PARIS: La perspective d'un nouveau procès se profile pour Nicolas Sarkozy: à l'issue de près de dix ans d'investigations sur les soupçons de financement libyen de sa campagne victorieuse de 2007, les juges d'instruction ont terminé leur enquête dans laquelle il est poursuivi avec douze autres personnes.
Les deux juges d'instruction chargés de cette information judiciaire ouverte depuis avril 2013 ont annoncé clore leurs investigations vendredi, selon le parquet national financier (PNF), confirmant une information de l'Obs.
Ces treize suspects et les parties civiles peuvent désormais adresser leurs observations aux magistrats. Ensuite, le PNF prendra ses réquisitions, avant que les juges d'instruction ordonnent ou non un procès devant le tribunal correctionnel de Paris.
Nicolas Sarkozy, qui conteste les faits, est mis en examen notamment pour corruption passive et association de malfaiteurs. Son avocat n'a pas souhaité réagir.
Cette retentissante enquête avait été ouverte après la publication par Mediapart en 2012, dans l'entre-deux tours de la présidentielle, d'un document censé prouver que la campagne victorieuse de Nicolas Sarkozy avait été financée par le régime de Mouammar Kadhafi.
Témoignages de dignitaires libyens, notes des services secrets de Tripoli, accusations d'un intermédiaire... En près de dix ans de travail, les magistrats ont réuni une somme d'indices troublants qui ont donné corps à cette thèse.
Toutefois, aucune preuve matérielle n'a pour l'heure été retrouvée, même si des mouvements de fonds suspects ont conduit à ces treize mises en examen dans ce volet principal.
« Où est l'argent ? »
"Vous n'avez ni les preuves de l'arrivée, ni les preuves de la sortie concernant l'argent. Où est l'argent alors?", a demandé l'ancien chef de l'Etat aux magistrats lors d'un interrogatoire en octobre 2020, à l'issue duquel il a été mis en examen pour "association de malfaiteurs".
Cette infraction suggère que Nicolas Sarkozy a sciemment laissé ses proches collaborateurs, ses soutiens politiques et des intermédiaires "agir afin d'obtenir ou tenter d'obtenir des soutiens financiers en vue du financement de sa campagne électorale 2007", à raison de plusieurs millions d'euros.

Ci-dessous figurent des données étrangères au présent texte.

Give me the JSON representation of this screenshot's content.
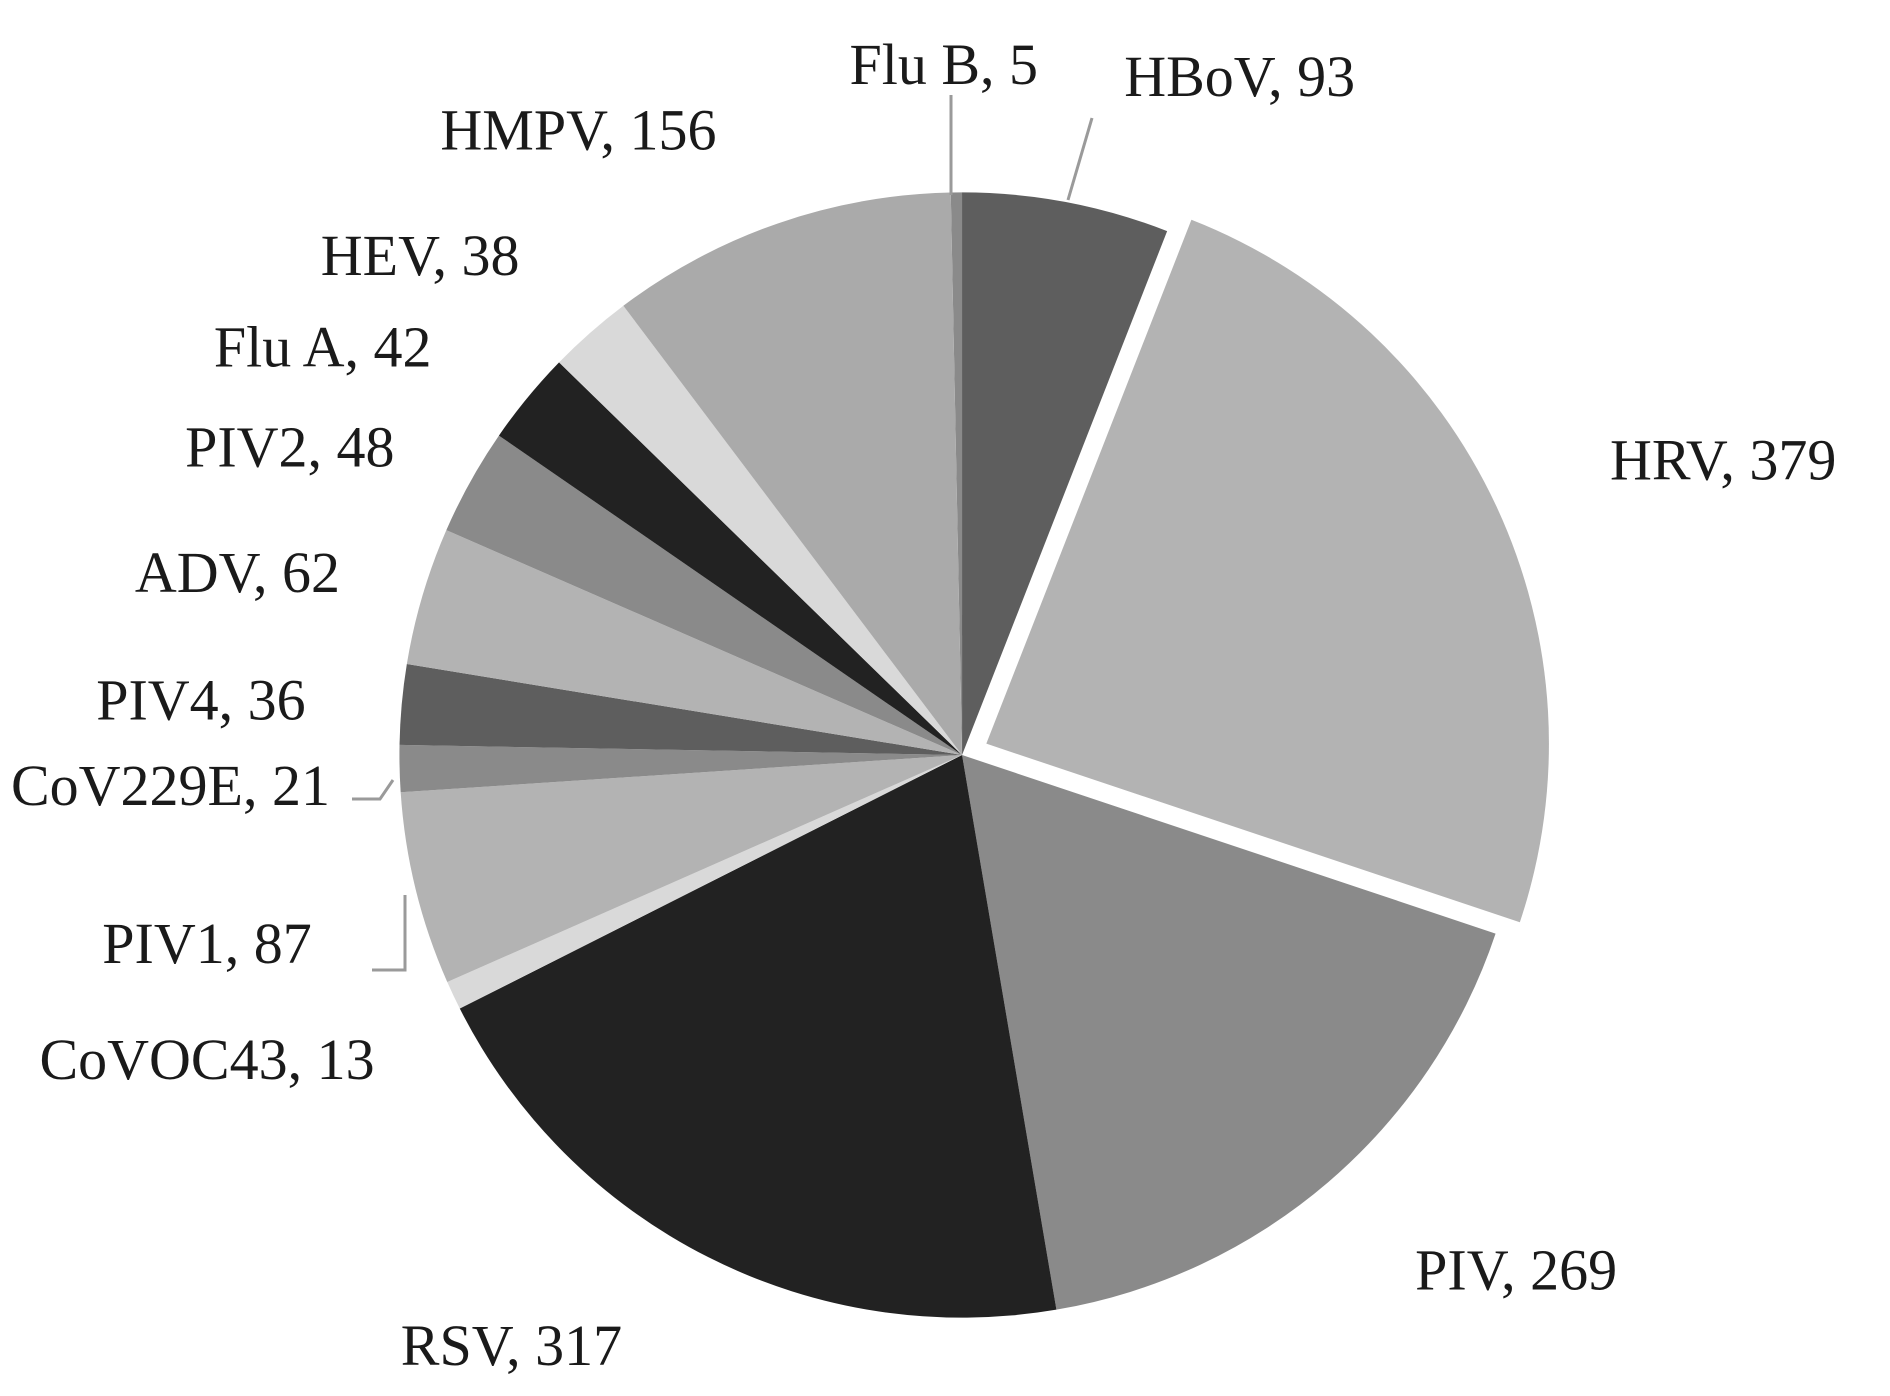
{
  "chart_data": {
    "type": "pie",
    "values": [
      5,
      93,
      379,
      269,
      317,
      13,
      87,
      21,
      36,
      62,
      48,
      42,
      38,
      156
    ],
    "value_labels": [
      "Flu B, 5",
      "HBoV, 93",
      "HRV, 379",
      "PIV, 269",
      "RSV, 317",
      "CoVOC43, 13",
      "PIV1, 87",
      "CoV229E, 21",
      "PIV4, 36",
      "ADV, 62",
      "PIV2, 48",
      "Flu A, 42",
      "HEV, 38",
      "HMPV, 156"
    ],
    "colors": [
      "#8a8a8a",
      "#5e5e5e",
      "#b3b3b3",
      "#8a8a8a",
      "#222222",
      "#d9d9d9",
      "#b3b3b3",
      "#8a8a8a",
      "#5e5e5e",
      "#b3b3b3",
      "#8a8a8a",
      "#222222",
      "#d9d9d9",
      "#aaaaaa"
    ],
    "explode": [
      false,
      false,
      true,
      false,
      false,
      false,
      false,
      false,
      false,
      false,
      false,
      false,
      false,
      false
    ]
  }
}
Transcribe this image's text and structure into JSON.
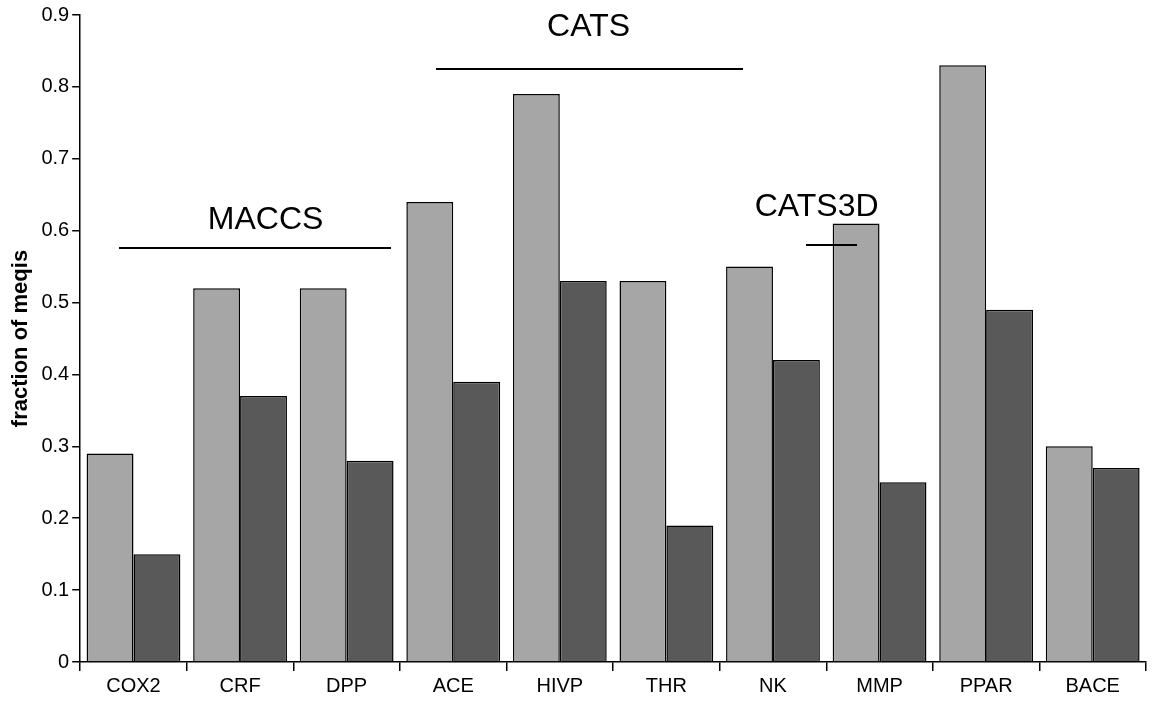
{
  "chart_data": {
    "type": "bar",
    "ylabel": "fraction of meqis",
    "categories": [
      "COX2",
      "CRF",
      "DPP",
      "ACE",
      "HIVP",
      "THR",
      "NK",
      "MMP",
      "PPAR",
      "BACE"
    ],
    "series": [
      {
        "color": "#a6a6a6",
        "values": [
          0.29,
          0.52,
          0.52,
          0.64,
          0.79,
          0.53,
          0.55,
          0.61,
          0.83,
          0.3
        ]
      },
      {
        "color": "#595959",
        "values": [
          0.15,
          0.37,
          0.28,
          0.39,
          0.53,
          0.19,
          0.42,
          0.25,
          0.49,
          0.27
        ]
      }
    ],
    "ylim": [
      0,
      0.9
    ],
    "yticks": [
      0,
      0.1,
      0.2,
      0.3,
      0.4,
      0.5,
      0.6,
      0.7,
      0.8,
      0.9
    ],
    "grid": false,
    "legend": false,
    "annotations": [
      "MACCS",
      "CATS",
      "CATS3D"
    ]
  }
}
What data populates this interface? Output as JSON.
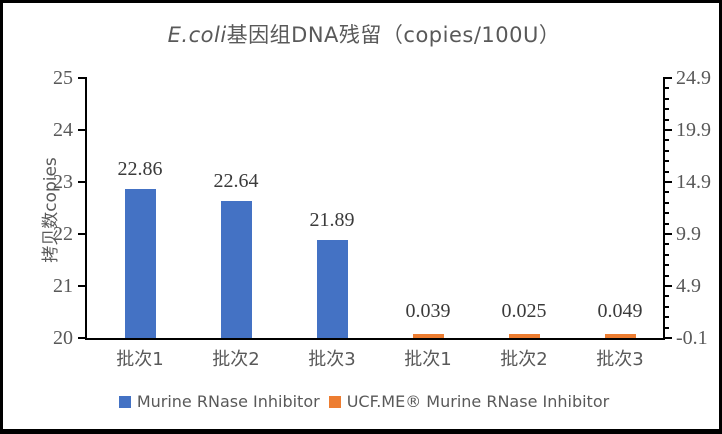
{
  "chart_data": {
    "type": "bar",
    "title": "E.coli基因组DNA残留（copies/100U）",
    "title_italic": "E.coli",
    "title_rest": "基因组DNA残留（copies/100U）",
    "ylabel_left": "拷贝数copies",
    "categories": [
      "批次1",
      "批次2",
      "批次3",
      "批次1",
      "批次2",
      "批次3"
    ],
    "series": [
      {
        "name": "Murine RNase Inhibitor",
        "color": "#4472C4",
        "axis": "left",
        "values": [
          22.86,
          22.64,
          21.89
        ],
        "value_labels": [
          "22.86",
          "22.64",
          "21.89"
        ],
        "category_indices": [
          0,
          1,
          2
        ]
      },
      {
        "name": "UCF.ME® Murine RNase Inhibitor",
        "color": "#ED7D31",
        "axis": "right",
        "values": [
          0.039,
          0.025,
          0.049
        ],
        "value_labels": [
          "0.039",
          "0.025",
          "0.049"
        ],
        "category_indices": [
          3,
          4,
          5
        ]
      }
    ],
    "left_axis": {
      "min": 20,
      "max": 25,
      "ticks": [
        {
          "value": 25,
          "label": "25"
        },
        {
          "value": 24,
          "label": "24"
        },
        {
          "value": 23,
          "label": "23"
        },
        {
          "value": 22,
          "label": "22"
        },
        {
          "value": 21,
          "label": "21"
        },
        {
          "value": 20,
          "label": "20"
        }
      ]
    },
    "right_axis": {
      "min": -0.1,
      "max": 24.9,
      "ticks": [
        {
          "value": 24.9,
          "label": "24.9"
        },
        {
          "value": 19.9,
          "label": "19.9"
        },
        {
          "value": 14.9,
          "label": "14.9"
        },
        {
          "value": 9.9,
          "label": "9.9"
        },
        {
          "value": 4.9,
          "label": "4.9"
        },
        {
          "value": -0.1,
          "label": "-0.1"
        }
      ],
      "minor_step": 1
    },
    "grid": false,
    "legend_position": "bottom"
  },
  "colors": {
    "series_blue": "#4472C4",
    "series_orange": "#ED7D31",
    "axis_line": "#000000",
    "text_gray": "#595959",
    "data_label": "#3b3b3b"
  }
}
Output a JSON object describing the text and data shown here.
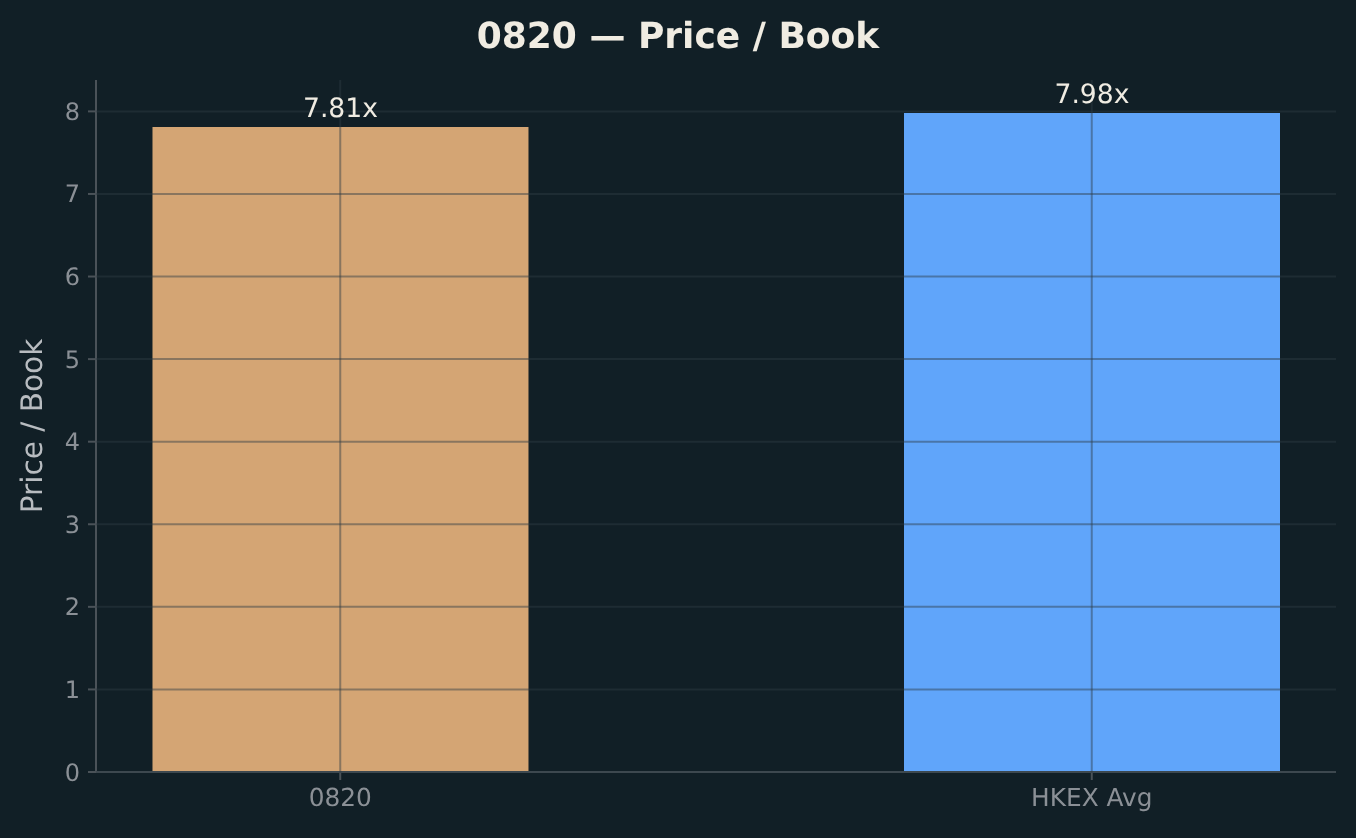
{
  "chart_data": {
    "type": "bar",
    "title": "0820 — Price / Book",
    "ylabel": "Price / Book",
    "categories": [
      "0820",
      "HKEX Avg"
    ],
    "values": [
      7.81,
      7.98
    ],
    "colors": [
      "#d4a574",
      "#60a5fa"
    ],
    "value_labels": [
      "7.81x",
      "7.98x"
    ],
    "ylim": [
      0,
      8.38
    ],
    "yticks": [
      0,
      1,
      2,
      3,
      4,
      5,
      6,
      7,
      8
    ],
    "grid": true
  }
}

Le camp Sarkozy aurait-il promis des contreparties diplomatiques, économiques et juridiques à Mouammar Kadhafi ? ont cherché à déterminer les magistrats financiers.
L'ancien président, qui a multiplié les recours pour faire annuler les poursuites, a livré sa lecture du dossier: selon lui, l'intermédiaire franco-libanais Ziad Takieddine, rôle central dans ce dossier, aurait abusé "des fonds libyens pour les détourner à son profit", tout en prétendant qu'ils étaient destinés à la campagne du futur chef de l'Etat.
A l'approche de la chute du régime kadhafiste en 2011, les Libyens auraient tenté le tout pour le tout en menaçant Nicolas Sarkozy avec de "fausses" accusations, selon lui.
Parmi les douze autres suspects figurent Ziad Takieddine et le Franco-algérien Alexandre Djouhri, hommes d'affaires soupçonnés d'avoir servi d'intermédiaires, ainsi que les anciens ministres Claude Guéant, Eric Woerth et Brice Hortefeux.
"Au bout de 10 ans, le dossier n'aura pas réussi à établir qu'il y ait eu le moindre centime d'euro qui a servi à contribuer" à cette campagne, a réagi Me Philippe Bouchez El Ghozi, avocat de Claude Guéant qui était le directeur de campagne de Nicolas Sarkozy en 2007.
"C'est ce qu'a dit de manière constante et répétée depuis 10 ans Claude Guéant", a précisé Me Bouchez El Ghozi.
Me Elise Arfi, avocate de M. Takieddine, qui s'est enfui au Liban en 2020, "espère" pour sa part "que l'on pourra trouver un moyen de lever son mandat d'arrêt pour qu'il vienne participer et se défendre lors du procès".
Cette enquête déjà tentaculaire s'est enrichie en 2021 d'un volet sur une possible tentative de subornation de Ziad Takieddine, qui a temporairement retiré fin 2020 ses accusations contre Nicolas Sarkozy. Un autre volet porte sur une tentative de corruption de magistrats libanais pour obtenir la libération de Hannibal Kadhafi, fils de Mouammar Kadhafi incarcéré au Liban.
Retiré de la vie politique depuis 2016 mais toujours populaire à droite, l'ex-chef de l'Etat a fait appel de ses deux condamnations à de la prison ferme, dans deux autres affaires; l'une dite des "écoutes" et l'autre "affaire Bygmalion".